Bradford realized after awhile this did not work. Resentment was cropping up amongst the producers for the non-producers. The non-producers were taking everything more than they needed. They just took what they wanted. They said, ‘Well, we’re entitled to it! I mean, these are the rules.’

They said, ‘Yeah, but you’re not producing anything.’

‘Well, nothing says I have to. It just says that whatever is produced is going to go to the common store.’

Some of them weren’t good at farming. They weren’t allowed to specialize. They were just given a plot of land and told, ‘Here, do what you want.’

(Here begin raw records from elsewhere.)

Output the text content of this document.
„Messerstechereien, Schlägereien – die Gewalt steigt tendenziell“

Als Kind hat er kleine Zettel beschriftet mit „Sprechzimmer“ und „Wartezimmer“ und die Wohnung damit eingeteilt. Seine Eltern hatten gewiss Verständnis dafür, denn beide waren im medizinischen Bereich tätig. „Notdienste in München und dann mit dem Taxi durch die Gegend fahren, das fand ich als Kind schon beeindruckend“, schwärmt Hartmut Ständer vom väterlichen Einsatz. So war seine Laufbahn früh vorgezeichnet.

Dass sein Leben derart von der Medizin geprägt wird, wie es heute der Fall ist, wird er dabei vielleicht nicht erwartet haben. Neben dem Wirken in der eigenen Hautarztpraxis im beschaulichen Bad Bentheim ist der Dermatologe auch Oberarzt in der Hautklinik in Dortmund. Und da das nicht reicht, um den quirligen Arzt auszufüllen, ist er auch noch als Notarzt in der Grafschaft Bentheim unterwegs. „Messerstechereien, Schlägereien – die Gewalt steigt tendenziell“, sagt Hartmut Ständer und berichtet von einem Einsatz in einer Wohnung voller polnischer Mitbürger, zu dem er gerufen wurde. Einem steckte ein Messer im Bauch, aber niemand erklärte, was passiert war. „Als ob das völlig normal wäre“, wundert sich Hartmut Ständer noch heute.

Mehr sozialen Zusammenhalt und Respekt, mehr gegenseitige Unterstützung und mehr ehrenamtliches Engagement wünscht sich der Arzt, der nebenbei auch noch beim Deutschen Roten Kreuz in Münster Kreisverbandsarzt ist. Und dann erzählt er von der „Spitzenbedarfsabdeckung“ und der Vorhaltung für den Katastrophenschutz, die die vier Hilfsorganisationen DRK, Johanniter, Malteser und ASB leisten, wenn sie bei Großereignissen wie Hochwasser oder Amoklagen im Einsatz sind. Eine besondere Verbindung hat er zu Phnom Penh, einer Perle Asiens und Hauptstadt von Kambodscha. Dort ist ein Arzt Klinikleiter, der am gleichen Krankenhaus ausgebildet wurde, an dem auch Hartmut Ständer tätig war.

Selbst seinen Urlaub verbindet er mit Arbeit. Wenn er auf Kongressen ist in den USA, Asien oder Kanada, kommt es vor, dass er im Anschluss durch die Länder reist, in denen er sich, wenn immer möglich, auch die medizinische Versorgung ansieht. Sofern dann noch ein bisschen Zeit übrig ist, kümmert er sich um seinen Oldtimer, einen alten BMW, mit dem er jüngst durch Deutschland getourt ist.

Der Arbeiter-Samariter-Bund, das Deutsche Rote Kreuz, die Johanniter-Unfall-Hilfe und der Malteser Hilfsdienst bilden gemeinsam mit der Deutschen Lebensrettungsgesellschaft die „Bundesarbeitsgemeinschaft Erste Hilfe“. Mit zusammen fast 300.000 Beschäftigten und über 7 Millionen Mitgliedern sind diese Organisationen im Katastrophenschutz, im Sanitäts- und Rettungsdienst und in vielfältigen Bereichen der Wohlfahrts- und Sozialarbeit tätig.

Some, all they could do is clean up the manure and others were able to turn the manure into fertilized land and grow things. So Bradford finally figured out this wasn’t going to work and they reassigned everybody a plot of land and then they said, ‘Whatever you do with this, you keep. It is yours. And if there’s a surplus, you can sell it.’ That’s what ultimately happened, and that’s when the Pilgrims began to prosper, and it was at that point that they shared their bounty with the Indians. It was sort of a joint sharing of things. The Indians already knew about popcorn and that stuff, but they shared it. The true story of Thanksgiving, as Bradford writes it, is thanks to God. It was thanks to God for helping them learn the way to survive and prosper when they arrived in this new barren, forsaken, unknown place. Remember, now, this is Massachusetts in the wintertime. There was no Mass Turnpike, and there weren’t any department stores and food stores. We can’t relate to it. We cannot understand it. So the first experiment in capitalism in the new world, bammo! It went like gangbusters, and that’s what Jennifer writes about — Jennifer James is her name, writes about — in the Los Angeles Times in the kids’ section this weekend.